Comparative Example 1

[0142] Coated Azacitidine Microparticles I

[0143] Microparticles of azacitidine (Olon SpA, Rodano, Italy) were prepared by jet-milling (by Catalent, in Malvern, Pa. (USA)). The mean diameter of the jet-milled azacitidine particles was 1.2 μm as determined by laser diffraction (Sympatec, Helos (H1672) and Rodos, R3, Clausthal-Zellerfeld, Germany).

[0144] The powder was loaded to an ALD reactor (Picosun, SUNALE™ R-series, Espoo, Finland). 35 ALD cycles were performed at a reactor temperature of 50° C. Diethyl zinc and water were used as precursors, forming a first layer of zinc oxide. The first layer was about 5 nm in thickness (as estimated from the number of ALD cycles).

[0145] The powder was removed from the reactor and deagglomerated by means of forcing the powder through a metal sieve with a 20 μm mesh size using a rubber spatula.

[0146] The resultant deagglomerated powder was re-loaded into the ALD reactor and further 35 ALD cycles were performed as before forming a second layer of zinc oxide, extracted from the reactor and deagglomerated by means of manual sieving as above, reloaded to form a third layer, deagglomerated and the reloaded to a final, fourth layer.

[0147] To determine the drug load (i.e. w/w % of azacitidine in the powder), HPLC (Prominence-i (Shimadzu, Japan) equipped with a diode array detector (Shimadzu, Japan) set at 210 nm was employed using a 4.6×250 mm, 3 μm particles, C18 column (Luna, Phenomenex, USA)). The nanoshell coatings were dissolved in 1 M phosphoric acid and the slurry was diluted to dissolve the azacitidine by dilution with 1 g/L of sodium bisulfite in water, before filtration (0.2 μm RC, Lab Logistics Group, Germany) and further analyzed with HPLC (n=2). The drug load was determined as 64.7%.

Example 1

[0148] Coated Azacitidine Microparticles II

[0149] Corresponding coated microparticles of azacitidine were prepared as described in Comparative Example 1 above with the exception that the powder was sourced from MSN Labs (India), the particles had a mean diameter of 5.5 μm (as determined by laser diffraction (Shimadzu, SALD-7500nano, Kyoto, Japan), and deagglomeration was carried out by sieving through a nylon sieve with a mesh size of 20 μm using a sonic sifter (Tsutsui Scientific Instruments Co., Ltd., SW-20AT, Tokyo, Japan) to shake the powder through the sieve. The drug load was determined as 74.5%

Example 2

[0150] In Vitro Drug Release

[0151] In vitro release studies for the particles of Comparative Example 1 and Example 1 were conducted using a Sotax CE 7smart USP 4 apparatus (Sotax AG, Switzerland) linked to a CP 7-35 piston pump (Sotax AG, Switzerland) and a C613 fraction collector (Sotax AG, Switzerland).

[0152] Flow-through cells with a 22.6 mm diameter were prepared with a 5 mm ruby bead in the tip of the cell cone, in which the suspended samples were introduced.

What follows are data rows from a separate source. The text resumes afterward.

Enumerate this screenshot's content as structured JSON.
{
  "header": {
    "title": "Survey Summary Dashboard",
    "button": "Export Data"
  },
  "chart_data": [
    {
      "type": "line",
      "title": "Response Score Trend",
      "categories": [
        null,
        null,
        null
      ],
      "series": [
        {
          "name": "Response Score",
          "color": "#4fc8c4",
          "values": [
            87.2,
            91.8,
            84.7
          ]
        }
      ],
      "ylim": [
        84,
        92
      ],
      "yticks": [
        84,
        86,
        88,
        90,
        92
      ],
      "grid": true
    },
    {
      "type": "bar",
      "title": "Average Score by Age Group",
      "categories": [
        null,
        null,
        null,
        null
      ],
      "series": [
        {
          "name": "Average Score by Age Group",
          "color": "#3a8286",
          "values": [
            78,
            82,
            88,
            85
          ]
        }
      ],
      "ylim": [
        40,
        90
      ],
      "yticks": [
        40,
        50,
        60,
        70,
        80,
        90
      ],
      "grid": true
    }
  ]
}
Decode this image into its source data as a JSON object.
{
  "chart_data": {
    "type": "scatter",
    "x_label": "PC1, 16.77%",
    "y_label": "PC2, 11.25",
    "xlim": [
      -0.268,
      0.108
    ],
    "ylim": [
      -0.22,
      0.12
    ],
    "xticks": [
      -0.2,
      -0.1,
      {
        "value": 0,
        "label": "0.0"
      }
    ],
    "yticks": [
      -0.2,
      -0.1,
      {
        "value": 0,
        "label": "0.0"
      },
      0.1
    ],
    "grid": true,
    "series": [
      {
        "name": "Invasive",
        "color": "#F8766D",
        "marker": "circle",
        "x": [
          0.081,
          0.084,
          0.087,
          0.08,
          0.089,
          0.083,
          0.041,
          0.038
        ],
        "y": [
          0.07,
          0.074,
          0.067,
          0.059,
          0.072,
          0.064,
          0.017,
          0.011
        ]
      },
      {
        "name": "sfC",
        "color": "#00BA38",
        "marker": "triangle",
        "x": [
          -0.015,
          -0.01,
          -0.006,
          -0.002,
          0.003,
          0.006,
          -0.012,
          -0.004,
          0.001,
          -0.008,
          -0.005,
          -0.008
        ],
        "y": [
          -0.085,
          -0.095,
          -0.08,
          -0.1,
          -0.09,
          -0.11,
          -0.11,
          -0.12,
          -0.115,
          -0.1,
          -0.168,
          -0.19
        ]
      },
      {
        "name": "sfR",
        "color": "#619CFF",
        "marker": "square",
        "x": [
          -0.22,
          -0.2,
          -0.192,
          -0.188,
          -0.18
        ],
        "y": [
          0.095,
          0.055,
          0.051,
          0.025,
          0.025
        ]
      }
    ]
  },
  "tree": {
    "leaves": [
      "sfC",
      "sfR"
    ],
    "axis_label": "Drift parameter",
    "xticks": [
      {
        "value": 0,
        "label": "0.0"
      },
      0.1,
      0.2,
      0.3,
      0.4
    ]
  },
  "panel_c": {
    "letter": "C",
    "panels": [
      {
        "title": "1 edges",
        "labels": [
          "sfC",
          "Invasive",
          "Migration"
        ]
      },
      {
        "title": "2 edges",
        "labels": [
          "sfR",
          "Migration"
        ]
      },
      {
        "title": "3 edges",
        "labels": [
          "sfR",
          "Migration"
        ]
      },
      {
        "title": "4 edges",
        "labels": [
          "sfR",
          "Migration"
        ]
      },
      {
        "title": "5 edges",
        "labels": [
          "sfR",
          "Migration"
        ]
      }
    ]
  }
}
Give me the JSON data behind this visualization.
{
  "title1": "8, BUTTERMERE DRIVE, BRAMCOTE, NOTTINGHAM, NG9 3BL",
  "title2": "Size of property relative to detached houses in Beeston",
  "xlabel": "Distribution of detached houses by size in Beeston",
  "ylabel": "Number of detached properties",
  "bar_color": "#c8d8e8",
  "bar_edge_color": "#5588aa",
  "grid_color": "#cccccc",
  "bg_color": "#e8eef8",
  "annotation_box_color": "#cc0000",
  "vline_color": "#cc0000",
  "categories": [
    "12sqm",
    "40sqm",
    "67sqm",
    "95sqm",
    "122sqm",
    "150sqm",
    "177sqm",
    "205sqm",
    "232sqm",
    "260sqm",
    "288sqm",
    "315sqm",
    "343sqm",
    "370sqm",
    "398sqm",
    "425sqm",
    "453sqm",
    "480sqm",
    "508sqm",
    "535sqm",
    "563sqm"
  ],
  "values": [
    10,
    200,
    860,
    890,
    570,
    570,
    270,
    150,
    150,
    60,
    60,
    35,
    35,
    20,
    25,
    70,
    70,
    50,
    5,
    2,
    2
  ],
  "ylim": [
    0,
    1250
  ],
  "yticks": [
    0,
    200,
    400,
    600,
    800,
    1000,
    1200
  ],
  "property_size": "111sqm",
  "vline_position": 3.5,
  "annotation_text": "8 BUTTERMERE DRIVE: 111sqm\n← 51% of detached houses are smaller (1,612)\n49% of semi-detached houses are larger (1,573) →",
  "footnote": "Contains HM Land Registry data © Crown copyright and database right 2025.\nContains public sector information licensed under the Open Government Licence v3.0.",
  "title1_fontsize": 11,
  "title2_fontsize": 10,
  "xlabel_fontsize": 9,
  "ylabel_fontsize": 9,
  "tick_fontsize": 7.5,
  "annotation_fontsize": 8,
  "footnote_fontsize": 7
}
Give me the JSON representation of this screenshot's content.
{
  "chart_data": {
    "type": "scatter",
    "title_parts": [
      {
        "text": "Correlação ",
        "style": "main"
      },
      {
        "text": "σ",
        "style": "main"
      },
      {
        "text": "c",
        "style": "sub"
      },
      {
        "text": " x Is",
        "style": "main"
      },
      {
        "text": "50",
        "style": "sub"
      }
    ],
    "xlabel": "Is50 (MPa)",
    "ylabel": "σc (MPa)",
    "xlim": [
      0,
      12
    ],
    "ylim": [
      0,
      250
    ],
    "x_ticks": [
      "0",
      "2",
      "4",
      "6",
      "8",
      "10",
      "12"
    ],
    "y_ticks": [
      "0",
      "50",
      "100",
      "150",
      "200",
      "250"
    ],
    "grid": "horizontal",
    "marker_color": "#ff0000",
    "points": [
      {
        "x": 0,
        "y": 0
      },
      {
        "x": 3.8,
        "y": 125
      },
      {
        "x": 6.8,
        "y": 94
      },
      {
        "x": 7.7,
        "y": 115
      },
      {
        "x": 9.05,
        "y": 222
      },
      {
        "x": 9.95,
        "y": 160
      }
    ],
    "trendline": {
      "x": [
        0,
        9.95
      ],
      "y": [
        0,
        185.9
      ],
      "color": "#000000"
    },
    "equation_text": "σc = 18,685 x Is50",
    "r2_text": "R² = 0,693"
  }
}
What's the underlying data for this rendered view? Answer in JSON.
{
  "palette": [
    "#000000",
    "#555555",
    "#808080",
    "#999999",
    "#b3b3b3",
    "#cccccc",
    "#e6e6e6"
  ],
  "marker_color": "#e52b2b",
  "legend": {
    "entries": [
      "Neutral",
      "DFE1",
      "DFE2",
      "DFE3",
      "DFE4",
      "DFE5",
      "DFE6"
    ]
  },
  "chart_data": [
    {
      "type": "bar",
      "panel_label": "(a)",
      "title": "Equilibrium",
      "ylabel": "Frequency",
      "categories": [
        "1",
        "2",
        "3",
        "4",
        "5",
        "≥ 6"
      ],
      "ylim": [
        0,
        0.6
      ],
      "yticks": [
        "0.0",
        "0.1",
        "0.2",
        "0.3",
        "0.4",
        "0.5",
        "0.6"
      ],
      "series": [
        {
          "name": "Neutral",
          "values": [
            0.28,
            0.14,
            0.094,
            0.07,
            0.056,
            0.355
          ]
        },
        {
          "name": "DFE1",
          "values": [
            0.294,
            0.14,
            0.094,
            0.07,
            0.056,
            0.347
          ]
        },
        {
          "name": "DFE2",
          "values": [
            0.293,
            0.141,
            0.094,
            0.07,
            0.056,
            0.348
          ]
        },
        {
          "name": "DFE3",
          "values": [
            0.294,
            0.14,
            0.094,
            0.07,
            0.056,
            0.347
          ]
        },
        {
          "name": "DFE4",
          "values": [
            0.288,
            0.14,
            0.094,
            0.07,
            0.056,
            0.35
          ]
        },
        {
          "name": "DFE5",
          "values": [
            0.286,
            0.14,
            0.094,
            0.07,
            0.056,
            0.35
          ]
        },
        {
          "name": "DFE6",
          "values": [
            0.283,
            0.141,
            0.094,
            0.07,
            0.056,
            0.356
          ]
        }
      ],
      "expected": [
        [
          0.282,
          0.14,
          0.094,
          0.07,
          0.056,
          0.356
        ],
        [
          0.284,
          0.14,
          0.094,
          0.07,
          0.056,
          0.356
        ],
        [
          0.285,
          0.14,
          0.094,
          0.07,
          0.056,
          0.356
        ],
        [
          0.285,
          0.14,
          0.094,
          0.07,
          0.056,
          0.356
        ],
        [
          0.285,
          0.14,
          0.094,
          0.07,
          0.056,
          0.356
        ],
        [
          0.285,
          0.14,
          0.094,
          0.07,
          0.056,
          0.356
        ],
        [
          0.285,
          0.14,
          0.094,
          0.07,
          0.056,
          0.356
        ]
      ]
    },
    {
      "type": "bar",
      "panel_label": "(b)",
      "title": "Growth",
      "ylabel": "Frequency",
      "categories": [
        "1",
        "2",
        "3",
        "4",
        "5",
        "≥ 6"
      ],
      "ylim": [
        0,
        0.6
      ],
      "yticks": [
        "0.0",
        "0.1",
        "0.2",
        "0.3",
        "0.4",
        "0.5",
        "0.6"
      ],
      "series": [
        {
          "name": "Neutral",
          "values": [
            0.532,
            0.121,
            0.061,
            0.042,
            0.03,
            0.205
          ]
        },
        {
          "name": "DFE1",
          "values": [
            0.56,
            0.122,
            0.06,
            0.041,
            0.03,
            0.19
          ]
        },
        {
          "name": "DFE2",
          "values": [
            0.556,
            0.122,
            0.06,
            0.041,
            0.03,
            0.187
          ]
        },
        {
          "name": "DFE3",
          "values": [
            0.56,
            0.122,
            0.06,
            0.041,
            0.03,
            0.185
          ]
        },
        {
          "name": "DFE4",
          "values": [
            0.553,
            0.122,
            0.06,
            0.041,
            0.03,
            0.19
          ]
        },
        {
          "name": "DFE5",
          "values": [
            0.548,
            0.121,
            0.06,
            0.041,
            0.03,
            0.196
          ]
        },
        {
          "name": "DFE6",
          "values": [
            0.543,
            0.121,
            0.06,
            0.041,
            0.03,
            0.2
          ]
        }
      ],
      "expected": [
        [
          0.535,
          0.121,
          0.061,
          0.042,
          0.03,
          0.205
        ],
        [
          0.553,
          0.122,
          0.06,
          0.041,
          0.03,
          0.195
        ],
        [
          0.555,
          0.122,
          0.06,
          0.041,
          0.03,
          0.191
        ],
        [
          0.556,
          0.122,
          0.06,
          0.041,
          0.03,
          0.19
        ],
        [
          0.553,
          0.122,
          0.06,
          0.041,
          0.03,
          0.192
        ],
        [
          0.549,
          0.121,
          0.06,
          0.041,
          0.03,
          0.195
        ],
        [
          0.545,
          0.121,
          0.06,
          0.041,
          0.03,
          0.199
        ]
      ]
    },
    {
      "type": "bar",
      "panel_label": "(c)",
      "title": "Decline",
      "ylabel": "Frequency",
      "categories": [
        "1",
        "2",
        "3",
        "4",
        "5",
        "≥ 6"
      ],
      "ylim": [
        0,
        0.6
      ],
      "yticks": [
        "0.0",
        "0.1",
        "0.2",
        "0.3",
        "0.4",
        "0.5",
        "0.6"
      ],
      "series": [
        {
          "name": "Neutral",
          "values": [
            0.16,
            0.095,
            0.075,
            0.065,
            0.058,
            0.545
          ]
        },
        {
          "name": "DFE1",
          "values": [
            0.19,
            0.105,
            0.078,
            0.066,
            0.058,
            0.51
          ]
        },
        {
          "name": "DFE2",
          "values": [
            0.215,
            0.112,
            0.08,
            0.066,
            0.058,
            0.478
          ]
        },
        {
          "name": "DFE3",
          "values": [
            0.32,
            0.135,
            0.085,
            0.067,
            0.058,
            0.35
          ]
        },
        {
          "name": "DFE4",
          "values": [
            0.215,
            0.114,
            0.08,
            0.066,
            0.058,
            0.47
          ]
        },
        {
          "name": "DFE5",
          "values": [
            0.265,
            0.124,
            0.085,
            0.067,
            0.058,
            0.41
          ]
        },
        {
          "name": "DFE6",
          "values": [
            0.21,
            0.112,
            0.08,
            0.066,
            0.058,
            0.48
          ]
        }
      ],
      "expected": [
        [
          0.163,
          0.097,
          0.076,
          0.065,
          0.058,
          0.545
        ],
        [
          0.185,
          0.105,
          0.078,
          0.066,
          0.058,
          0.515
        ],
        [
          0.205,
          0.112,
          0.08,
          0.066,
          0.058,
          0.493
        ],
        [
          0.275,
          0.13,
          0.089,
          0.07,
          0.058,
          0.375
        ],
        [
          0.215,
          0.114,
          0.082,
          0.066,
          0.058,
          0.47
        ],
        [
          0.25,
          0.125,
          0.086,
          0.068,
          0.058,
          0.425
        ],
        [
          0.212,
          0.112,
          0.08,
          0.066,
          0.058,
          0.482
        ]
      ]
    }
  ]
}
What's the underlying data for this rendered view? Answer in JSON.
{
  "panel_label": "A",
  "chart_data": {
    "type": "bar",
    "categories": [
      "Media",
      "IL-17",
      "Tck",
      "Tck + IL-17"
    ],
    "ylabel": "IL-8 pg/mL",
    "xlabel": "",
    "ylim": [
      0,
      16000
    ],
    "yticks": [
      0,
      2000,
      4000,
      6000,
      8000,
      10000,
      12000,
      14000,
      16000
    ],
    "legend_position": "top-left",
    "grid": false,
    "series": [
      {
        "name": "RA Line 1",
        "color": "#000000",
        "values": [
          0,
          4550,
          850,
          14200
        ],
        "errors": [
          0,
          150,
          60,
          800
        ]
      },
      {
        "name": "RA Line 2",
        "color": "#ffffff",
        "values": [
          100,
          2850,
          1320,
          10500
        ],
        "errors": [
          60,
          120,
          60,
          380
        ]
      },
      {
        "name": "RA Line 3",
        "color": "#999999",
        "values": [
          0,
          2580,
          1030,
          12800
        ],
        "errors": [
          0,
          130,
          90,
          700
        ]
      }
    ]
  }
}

[0153] The samples were analyzed in duplicates with a sample amount corresponding to 50 mg azacitidine per cell. The samples (33.3 mg azacitidine/mL) were dispersed by vortexing in 0.1% Tween 20+0.25% Na-CMC in saline (0.9% NaCl) phosphate buffer with a pH of 7.2.

[0154] The apparatus was used in an open-loop set-up, in which fresh 20 mM PIPES, pH 7.2 dissolution medium was continuously introduced into the system. The temperature of the water bath was set at 37° C.±0.5° C. and the flow rate of media was set at 16 mL/min. The medium was filtered before leaving the flow through cells using two Whatman glass microfiber filters, GF/F and GF/D (d=25 mm, Sigma-Aldrich/Merck KGaA, Germany). The collected fractions of the release medium were analyzed for azacitidine content using HPLC, using the same setup as was used for the drug load analysis described above.

[0155] FIGS. 3 and 4 show the respective azacitidine release profiles (percentage of azacitidine released per minute versus sampling time in the Sotax apparatus for samples obtained by Comparative Example 1, and Example 1, respectively.

[0156] It can be seen that Comparative Example 1 has a higher initial (burst) release than Example 1.